アイデアは、思いついたときに書き取らなければ消え去ってしまう。

いや、アイデアに限らない。

物みなすべて、メモがとられていないものは、存在しないも同然といえる。

こんな話がある。

メモ魔と呼ばれる部長が、ある日たまたまメモ帳を忘れてきてしまった。

そこで会社の机の上にあった紙切れに、大事なことをメモしておいたのである。

そして、それを帰るときにポケットにしまい、家でメモ帳に書き写そうとすると、たいていどうでもいいことばかりで、大事なことはほとんどなかったという。

「どうでもいいことばかり」だったのだから、普段、いかにばかばかしいことまで書いていたかがわかる。

もちろん、別に決心したわけではないが、この日から徐々に部長のメモ事項は少なくなっていった。

大事と小事の判断をし、大事なことだけをメモするようになっていったからである。

しかし、その頃から、部長の発想に精彩がなくなってきた。

たとえば、以前は会議では屈託なく陽気に発言し、沈黙しているときは出席者の様子までメモしているような愉快なオジサンだった。
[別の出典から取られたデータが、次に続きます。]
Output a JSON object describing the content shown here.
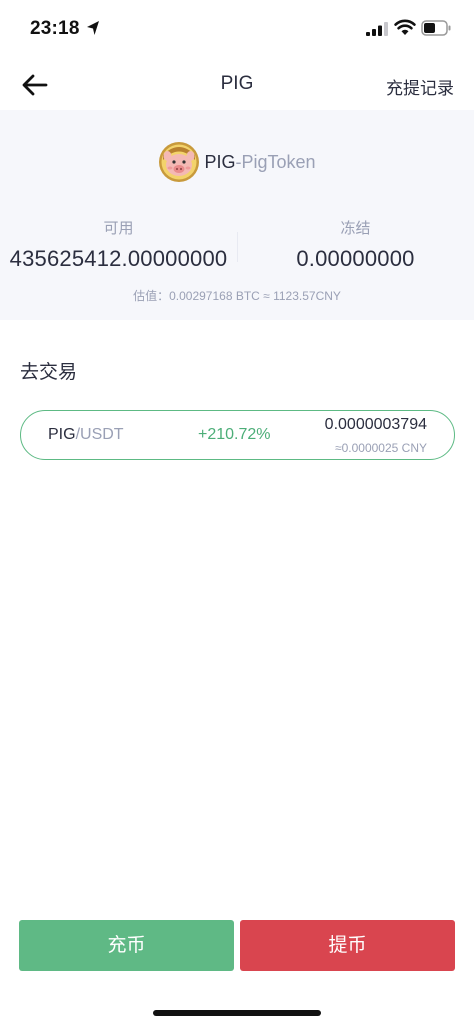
{
  "status_bar": {
    "time": "23:18"
  },
  "nav": {
    "title": "PIG",
    "history_label": "充提记录"
  },
  "coin": {
    "symbol": "PIG",
    "separator": "-",
    "name": "PigToken"
  },
  "balance": {
    "available_label": "可用",
    "available_value": "435625412.00000000",
    "frozen_label": "冻结",
    "frozen_value": "0.00000000",
    "estimate": "估值：0.00297168 BTC ≈ 1123.57CNY"
  },
  "trade": {
    "section_title": "去交易",
    "pair_base": "PIG",
    "pair_quote": "/USDT",
    "change": "+210.72%",
    "price": "0.0000003794",
    "price_cny": "≈0.0000025 CNY"
  },
  "actions": {
    "deposit_label": "充币",
    "withdraw_label": "提币"
  },
  "colors": {
    "up": "#4cae78",
    "deposit": "#5fb985",
    "withdraw": "#d9454f",
    "card_bg": "#f6f7fb"
  }
}
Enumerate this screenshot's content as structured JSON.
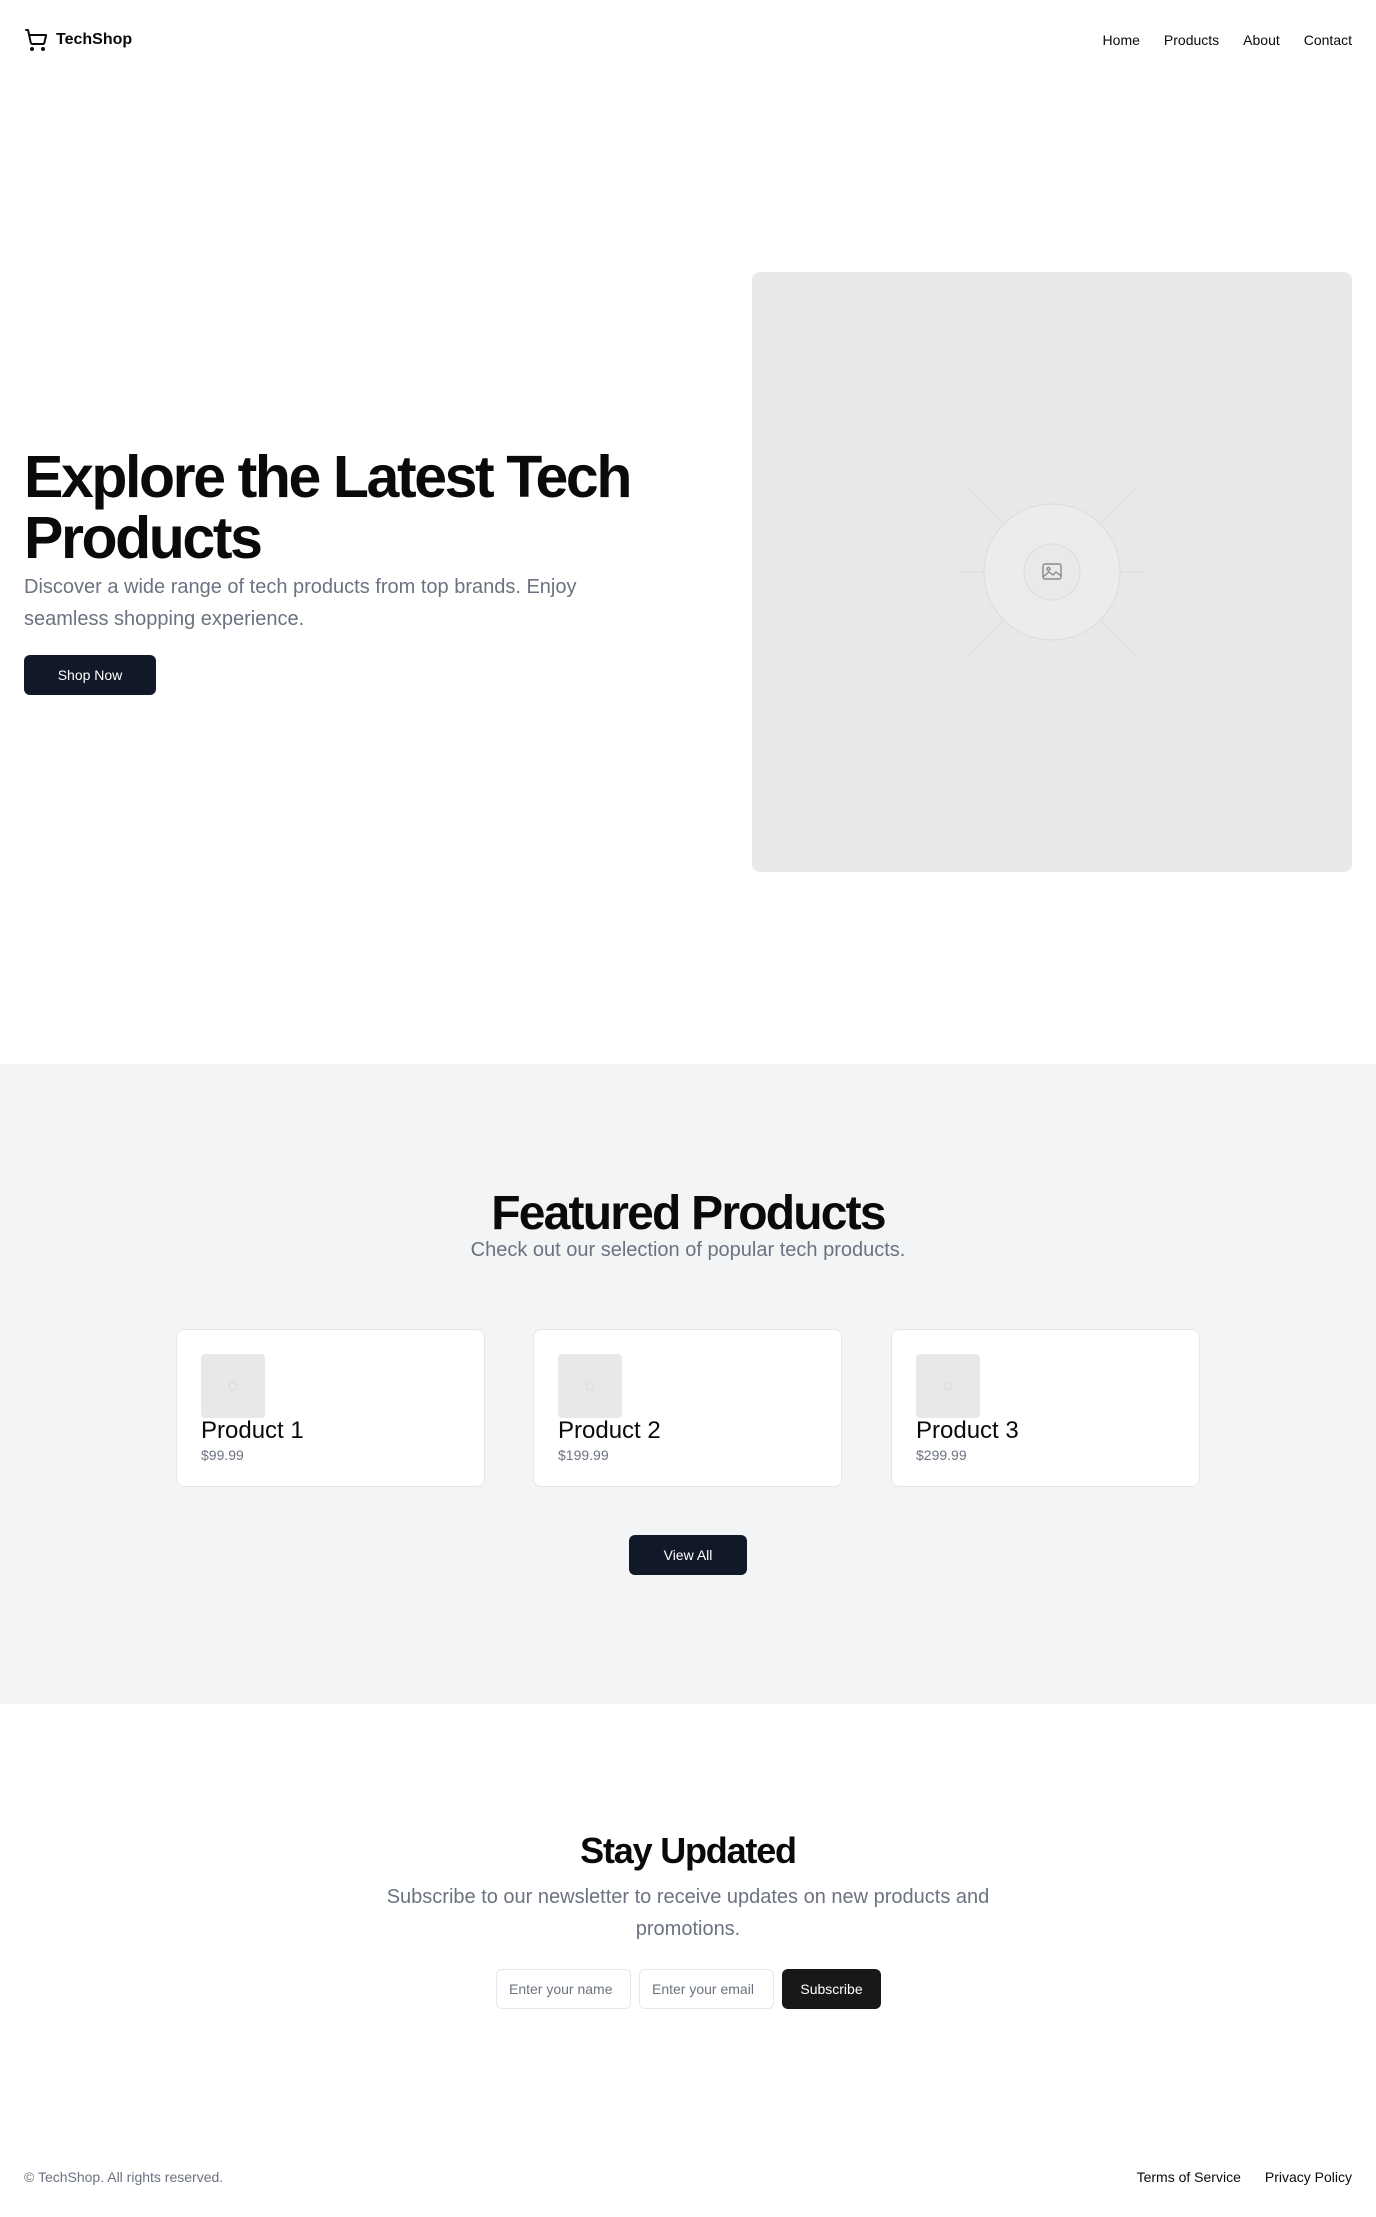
{
  "header": {
    "brand": "TechShop",
    "brand_icon": "shopping-cart-icon",
    "nav": [
      {
        "label": "Home"
      },
      {
        "label": "Products"
      },
      {
        "label": "About"
      },
      {
        "label": "Contact"
      }
    ]
  },
  "hero": {
    "title": "Explore the Latest Tech Products",
    "description": "Discover a wide range of tech products from top brands. Enjoy seamless shopping experience.",
    "cta": "Shop Now",
    "image_icon": "image-placeholder-icon"
  },
  "featured": {
    "title": "Featured Products",
    "subtitle": "Check out our selection of popular tech products.",
    "products": [
      {
        "name": "Product 1",
        "price": "$99.99"
      },
      {
        "name": "Product 2",
        "price": "$199.99"
      },
      {
        "name": "Product 3",
        "price": "$299.99"
      }
    ],
    "view_all": "View All"
  },
  "newsletter": {
    "title": "Stay Updated",
    "subtitle": "Subscribe to our newsletter to receive updates on new products and promotions.",
    "name_placeholder": "Enter your name",
    "email_placeholder": "Enter your email",
    "submit": "Subscribe"
  },
  "footer": {
    "copyright": "© TechShop. All rights reserved.",
    "links": [
      {
        "label": "Terms of Service"
      },
      {
        "label": "Privacy Policy"
      }
    ]
  },
  "colors": {
    "primary_button": "#111827",
    "muted_text": "#6b7280",
    "section_bg": "#f3f4f6",
    "placeholder_bg": "#e8e8e8"
  }
}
話題がなくなりかけても、目の前にあるメモ帳にはいろいろなことが記されているので、「いやあ、実に面白い話がありましてね」と、すぐに座を盛り上げられる。

ところが、「大事なこと」しか書かなくなったメモ帳に載っているのは、スケジュールであり、集合場所であり、連絡先である。

こうなると、官僚的な顔つきになってくる。

ミスしたり、へまをしたりということはない、というタイプの人間になってきたのだ。

こういう変化は、周囲も敏感に感じとるもので、「この頃、部長はなんだかムッツリしているな」「初老期うつ病じゃないかしら」と噂するようになった。

そのことをある人が彼に忠告したらしく、その後、彼はメモの重要性に気づき、再び、もとのような発想の豊かな人に戻ったが、しみじみとこう言うのである。

「理性的な判断ではばかばかしいようなことでも、メモをしておくと、一週間後には、他との連想で意味をもってくることが多いんですね」

あなたも、毎日とはいわないが、周囲に一度くらいは、自分のメモをながめると、意外な「ひらめき」を得られるかもしれない。